58 However, Brooking JA went further. His Honour concluded that, since the earliest days of attempts to prevent solicitors acting against former clients, one basis of the jurisdiction has been the inherent jurisdiction which the court has over solicitors as its officers [Spincode, 511 [32]]. Brooking JA observed that the supervisory jurisdiction had not been discussed in Prince Jefri [at 514 [37]]:-
In [ Prince Jefri ] Bolkiah the House of Lords disposed of the question whether a basis could be found for restraining a solicitor from acting against a former client other than the protection of confidential information without discussing it at any length. Quite apart from decisions in the United States there is and was a considerable body of authority bearing on that question. I have already drawn attention to some of the many cases which accept that, where a solicitor is an officer of the court, the jurisdiction of the court to restrain the solicitor form acting may be founded not only on the general power which a court exercising equitable jurisdiction has to grant injunctions for the protection of a right but also on the control which a court may exercise over its own officers. Lord Eldon himself was one of the first to speak of this other jurisdiction, and he seems to have been the first to raise the procedural question whether it could be exercised in a cause, in the absence of objection from the solicitor to a defect in the procedure. It may be argued that the existence of the special jurisdiction over officers of the court is not inconsistent with the view that the only basis on which that jurisdiction will be exercised is the existence of a right to prevent the misuse of confidential information. On the other hand, it may be said that the nature and object of the jurisdiction exercised over officers of the court are such as to prevent it being so confined.

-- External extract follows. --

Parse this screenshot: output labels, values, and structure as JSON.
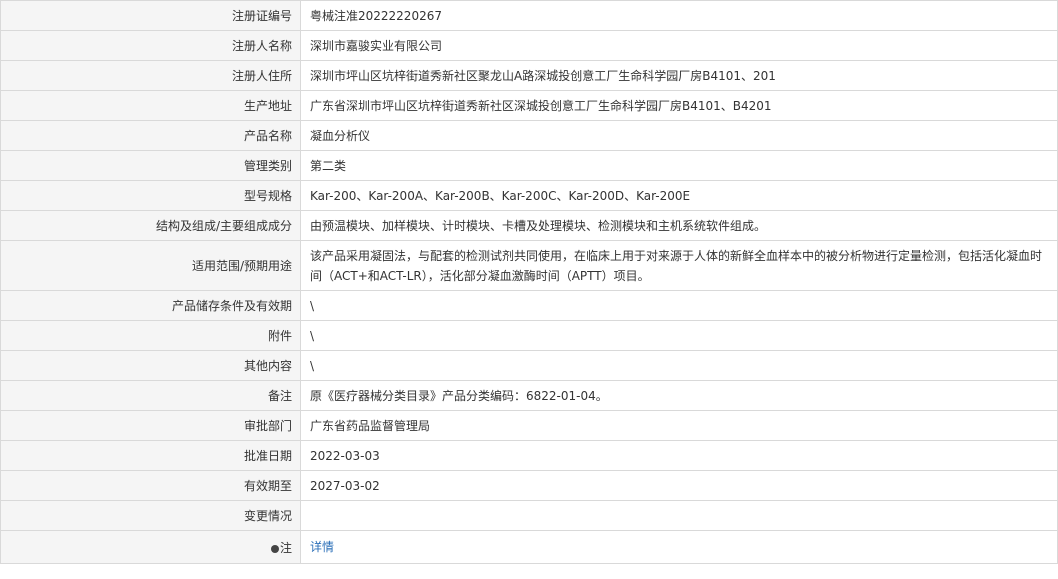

[38] There is a good deal of authority for the view that a solicitor, as an officer of the court, may be prevented from acting against a former client even though a likelihood of danger of misuse of confidential information is not shown. …
59 His Honour's examination [at 508-511, [26]-[31]] of Earl Cholmondeley v Lord Clinton (1815) 19 Ves Jun 261; 34 ER 515, shows that it is at best unclear that Lord Eldon's decision was dependant upon the apprehended misuse of confidential information, though at least in one later case Lord Eldon suggested that it was [Bricheno v Thorp (1821) Jac 300, 301; 37 ER 864, 865], and it seems to have been treated as dependant on misuse of confidential information in Rakusen v Ellis. His Honour also referred to Black v Taylor; Grimwade v Meagher; and Holdsworth v M R Anderson and Associates Pty Ltd (VSC, J D Phillips J, 26 August 1994, unreported).
60 Brooking JA concluded that the law in Australia had diverged from that in England; that in Australia the danger of misuse of confidential information was not the sole touchstone for intervention; and that there were two other possible bases for intervention: first, that it was a breach of duty for a solicitor to act against a former client in the same or a closely related matter (such duty being potentially an equitable obligation of "loyalty", or an implied contractual obligation in the retainer; and secondly, that where the conduct of solicitors is so offensive to common notions of fairness and justice they should "as officers of the court" be brought to heel notwithstanding that they have not infringed any legal or equitable right [521-525, [52]-[58]].